On December 16 2013 it will be two years since I graduated college, and I’m still astounded by how much I changed in such a short period of time.
I graduated a semester early so at the end of winter break when all my friends were going back I felt incredibly lost. The experience always reminded me that scene in “Alice in Wonderland” when she falls through the rabbit hole, sometimes fast, sometimes slow, with no concept of what is up or down. She can’t see the bottom, she can’t see the top, and has nothing to hold on to. That’s what graduating felt like for me. I couldn’t go back, I couldn’t stop myself from falling and I sure as hell couldn’t see what was waiting for me.
After the initial anxiety passed and I made some tough but much needed decisions I reminded myself of what happens next in the movie, she gets to Wonderland. And it’s crazy and nonsensical but it also, for lack of a better term, wonderful. Filled with fantastic things that are new and curious.

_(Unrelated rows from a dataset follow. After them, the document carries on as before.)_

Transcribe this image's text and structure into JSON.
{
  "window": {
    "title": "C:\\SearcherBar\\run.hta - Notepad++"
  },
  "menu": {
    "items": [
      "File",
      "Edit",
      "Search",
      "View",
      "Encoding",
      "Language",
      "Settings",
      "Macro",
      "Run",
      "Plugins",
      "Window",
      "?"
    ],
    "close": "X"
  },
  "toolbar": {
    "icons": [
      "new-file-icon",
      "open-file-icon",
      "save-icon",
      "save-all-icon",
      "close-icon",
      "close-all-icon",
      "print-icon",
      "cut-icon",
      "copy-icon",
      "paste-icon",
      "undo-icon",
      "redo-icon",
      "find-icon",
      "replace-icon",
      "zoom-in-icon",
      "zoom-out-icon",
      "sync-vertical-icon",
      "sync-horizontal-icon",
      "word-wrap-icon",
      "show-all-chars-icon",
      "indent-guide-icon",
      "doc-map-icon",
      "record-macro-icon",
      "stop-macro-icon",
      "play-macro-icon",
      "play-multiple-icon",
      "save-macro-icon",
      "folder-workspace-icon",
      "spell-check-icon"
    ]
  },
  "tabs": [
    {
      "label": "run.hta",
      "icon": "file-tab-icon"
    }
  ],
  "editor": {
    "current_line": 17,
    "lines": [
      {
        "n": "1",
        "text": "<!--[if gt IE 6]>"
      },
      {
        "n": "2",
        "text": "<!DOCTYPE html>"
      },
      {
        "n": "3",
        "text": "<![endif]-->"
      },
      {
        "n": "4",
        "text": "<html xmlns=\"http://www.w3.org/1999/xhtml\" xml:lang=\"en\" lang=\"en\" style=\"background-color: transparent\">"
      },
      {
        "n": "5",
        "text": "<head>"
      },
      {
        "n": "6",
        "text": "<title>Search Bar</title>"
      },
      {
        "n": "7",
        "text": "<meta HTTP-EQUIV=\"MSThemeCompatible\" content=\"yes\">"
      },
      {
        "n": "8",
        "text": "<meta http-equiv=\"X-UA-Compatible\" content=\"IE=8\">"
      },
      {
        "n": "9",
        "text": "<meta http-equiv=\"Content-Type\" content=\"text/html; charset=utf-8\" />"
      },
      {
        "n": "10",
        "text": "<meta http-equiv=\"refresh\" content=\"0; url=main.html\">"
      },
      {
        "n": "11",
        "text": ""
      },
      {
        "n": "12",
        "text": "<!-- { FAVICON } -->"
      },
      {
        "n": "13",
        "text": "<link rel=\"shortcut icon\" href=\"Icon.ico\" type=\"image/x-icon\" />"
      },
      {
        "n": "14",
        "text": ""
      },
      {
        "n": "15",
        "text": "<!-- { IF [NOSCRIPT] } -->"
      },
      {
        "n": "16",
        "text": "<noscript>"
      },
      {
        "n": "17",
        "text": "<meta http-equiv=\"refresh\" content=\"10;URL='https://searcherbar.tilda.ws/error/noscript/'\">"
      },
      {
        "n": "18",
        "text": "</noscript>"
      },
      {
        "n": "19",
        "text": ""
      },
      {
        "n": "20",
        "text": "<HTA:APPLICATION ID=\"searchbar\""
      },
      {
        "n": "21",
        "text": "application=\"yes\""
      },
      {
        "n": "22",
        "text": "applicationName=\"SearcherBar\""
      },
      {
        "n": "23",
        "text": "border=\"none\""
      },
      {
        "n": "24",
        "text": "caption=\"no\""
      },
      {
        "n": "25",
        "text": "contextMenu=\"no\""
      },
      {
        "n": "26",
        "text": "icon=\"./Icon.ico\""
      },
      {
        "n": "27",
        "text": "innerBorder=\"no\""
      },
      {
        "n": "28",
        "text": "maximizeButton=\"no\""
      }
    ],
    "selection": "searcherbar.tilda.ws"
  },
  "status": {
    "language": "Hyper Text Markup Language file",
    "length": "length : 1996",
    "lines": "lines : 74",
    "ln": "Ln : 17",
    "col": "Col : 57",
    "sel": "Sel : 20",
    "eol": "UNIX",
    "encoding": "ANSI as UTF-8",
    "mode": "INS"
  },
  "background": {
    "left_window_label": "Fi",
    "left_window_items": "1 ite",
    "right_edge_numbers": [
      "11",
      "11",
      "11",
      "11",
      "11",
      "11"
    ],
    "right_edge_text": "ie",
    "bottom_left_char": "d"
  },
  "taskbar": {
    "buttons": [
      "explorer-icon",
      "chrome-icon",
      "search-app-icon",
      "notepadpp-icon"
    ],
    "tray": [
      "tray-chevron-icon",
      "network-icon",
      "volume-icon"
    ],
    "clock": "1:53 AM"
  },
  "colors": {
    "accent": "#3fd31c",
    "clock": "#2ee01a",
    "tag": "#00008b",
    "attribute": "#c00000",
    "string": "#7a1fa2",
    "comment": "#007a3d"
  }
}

For somebody who was so keen on living adventures and seeing the world the prospect of Wonderland is like waiting for Christmas morning.
I can’t say I’ve figured out this new land and I’m confortable with it and the new rules, but I’m having a great time finding out, meeting people (some mad, some madder) and finding out about myself.
So maybe I found it accidentally, maybe it was where I was headed all along, but finding Wonderland is so worth throwing yourself down the rabbit hole.